L'IESR ( Institut Européen en Sciences des Religions), en coopération avec le CIEP(Centre International d'Etudes Pédagogiques), a organisé un colloque international : "École et enseignement des faits religieux en Europe: objectifs et programmes les 20, 21 et  22 septembre 2012.

Le but de ce colloque était de poursuivre la comparaison européenne en se focalisant tout d’abord sur les objectifs assignés à cet enseignement sur les faits religieux non seulement en matière de connaissances et de compétences, mais aussi comme élément d’une éducation à la citoyenneté démocratique dans des sociétés pluralistes. Ce colloque organisée en France suppose d'emblée une distinction préalable entre "Enseignement des Faits Religieux" (EFR) à la française assuré dans plusieurs disciplines et l'heure hebdomadaire de "Religious Education" (RE) que l'on trouve dans les autres pays sous des formes nationales spécifiques. Comparaison à dominante européenne -Allemagne, Angleterre, Belgique, Danemark, Espagne, France (y compris le cas particulier d’Alsace-Moselle), Italie et Suisse - qui s’est ouverte à la francophonie en intégrant le Québec. 

En attendant les Actes de ce colloque important, Récolarel a souhaité en faire une courte synthèse, moins exhaustive que prospective.

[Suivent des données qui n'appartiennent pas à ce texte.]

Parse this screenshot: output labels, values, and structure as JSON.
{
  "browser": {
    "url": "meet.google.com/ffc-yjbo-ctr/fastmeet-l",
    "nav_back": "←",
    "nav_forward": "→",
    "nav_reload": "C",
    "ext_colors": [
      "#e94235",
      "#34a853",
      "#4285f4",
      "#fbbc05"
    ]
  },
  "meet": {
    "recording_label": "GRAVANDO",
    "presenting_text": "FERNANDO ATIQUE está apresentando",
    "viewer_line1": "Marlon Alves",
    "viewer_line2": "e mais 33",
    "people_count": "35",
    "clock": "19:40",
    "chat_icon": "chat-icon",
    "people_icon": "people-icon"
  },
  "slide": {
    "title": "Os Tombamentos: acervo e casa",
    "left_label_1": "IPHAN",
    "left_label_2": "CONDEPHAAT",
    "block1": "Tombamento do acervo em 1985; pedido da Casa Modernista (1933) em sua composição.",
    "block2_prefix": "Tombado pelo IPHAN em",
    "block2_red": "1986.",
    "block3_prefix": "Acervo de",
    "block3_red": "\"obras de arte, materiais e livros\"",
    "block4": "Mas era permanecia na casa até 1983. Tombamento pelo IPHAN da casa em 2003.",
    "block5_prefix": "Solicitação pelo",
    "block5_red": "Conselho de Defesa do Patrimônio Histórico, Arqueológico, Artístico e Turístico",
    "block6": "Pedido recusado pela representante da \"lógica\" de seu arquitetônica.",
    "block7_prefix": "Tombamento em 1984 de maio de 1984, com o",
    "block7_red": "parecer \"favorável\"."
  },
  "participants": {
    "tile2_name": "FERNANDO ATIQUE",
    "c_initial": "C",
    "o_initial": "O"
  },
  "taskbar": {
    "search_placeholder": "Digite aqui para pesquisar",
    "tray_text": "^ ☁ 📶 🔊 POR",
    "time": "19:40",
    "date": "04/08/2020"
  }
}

 Quelles réalités ont été présentées? Quelles perspectives entrevues, esquissées?

Des réalités nationales, régionales diverses et complexes

Au niveau européen, nos sociétés  sécularisées sont confrontées à un certain nombre de défis, à une pluralité sociale, culturelle et religieuse et donc à la question du vivre ensemble.

 Pour Jean-Paul Willaime, EPHE (Ecole Pratique des Hautes Etudes) - IESR, les gouvernements  - et les opinions publiques - ont pris conscience des enjeux de cette situation nouvelle,  s'impliquent dans des programmes d'enseignement des religions qui sont divers "dans leur conception et leur élaboration, dans leurs options convictionnelles et métaphysiques, dans leur dimension éthique et anthropologique".

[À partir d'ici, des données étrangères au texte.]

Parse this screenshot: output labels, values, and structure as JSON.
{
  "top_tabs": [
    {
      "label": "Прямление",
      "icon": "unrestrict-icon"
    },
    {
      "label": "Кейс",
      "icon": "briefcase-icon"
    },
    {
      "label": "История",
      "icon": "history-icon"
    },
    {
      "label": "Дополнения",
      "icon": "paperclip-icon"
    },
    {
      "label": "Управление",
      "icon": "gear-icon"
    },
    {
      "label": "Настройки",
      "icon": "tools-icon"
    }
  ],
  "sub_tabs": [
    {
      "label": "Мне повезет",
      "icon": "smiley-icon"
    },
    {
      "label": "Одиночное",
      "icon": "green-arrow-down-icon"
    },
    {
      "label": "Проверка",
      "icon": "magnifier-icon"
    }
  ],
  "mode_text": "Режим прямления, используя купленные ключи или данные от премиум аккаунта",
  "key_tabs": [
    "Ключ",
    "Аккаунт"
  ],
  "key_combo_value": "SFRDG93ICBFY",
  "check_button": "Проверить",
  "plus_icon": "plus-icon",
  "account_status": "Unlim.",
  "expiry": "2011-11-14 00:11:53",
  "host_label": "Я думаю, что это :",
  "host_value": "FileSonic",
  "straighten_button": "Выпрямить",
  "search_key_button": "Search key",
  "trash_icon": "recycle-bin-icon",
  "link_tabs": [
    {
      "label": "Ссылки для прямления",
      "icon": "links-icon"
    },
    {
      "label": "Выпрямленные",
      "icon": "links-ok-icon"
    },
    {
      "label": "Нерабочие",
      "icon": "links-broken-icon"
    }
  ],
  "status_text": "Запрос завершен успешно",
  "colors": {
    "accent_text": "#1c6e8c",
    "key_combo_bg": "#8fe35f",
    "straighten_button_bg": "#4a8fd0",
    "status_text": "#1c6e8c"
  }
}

En Angleterre, le pays a été sensibilisé à la question religieuse et au rôle de l'islam par les émeutes de 2001 et l'attentat de Londres de 2005. Julia Ipgrave de l'Université de Warwick souligne l'importance grandissante des idées athées dans la RE qui a de plus en plus de succès et devient de plus en plus philosophique. Elle reste préoccupée par le grave problème d'une déshérence collective, l'analphabétisme religieux et conclut : "Aujourd'hui, la RE est au milieu du gué."

En Italie, Roberto Mazzola de l'Université de Piemonte Orientale souligne que l'enseignement confessionnel imposé par le poids historique de l'Eglise catholique se heurte à l'indifférence massive des jeunes en matière religieuse dans une société civile en mouvement. Au souhait d'un enseignement  déconfessionnalisé s'oppose un blocage institutionnel.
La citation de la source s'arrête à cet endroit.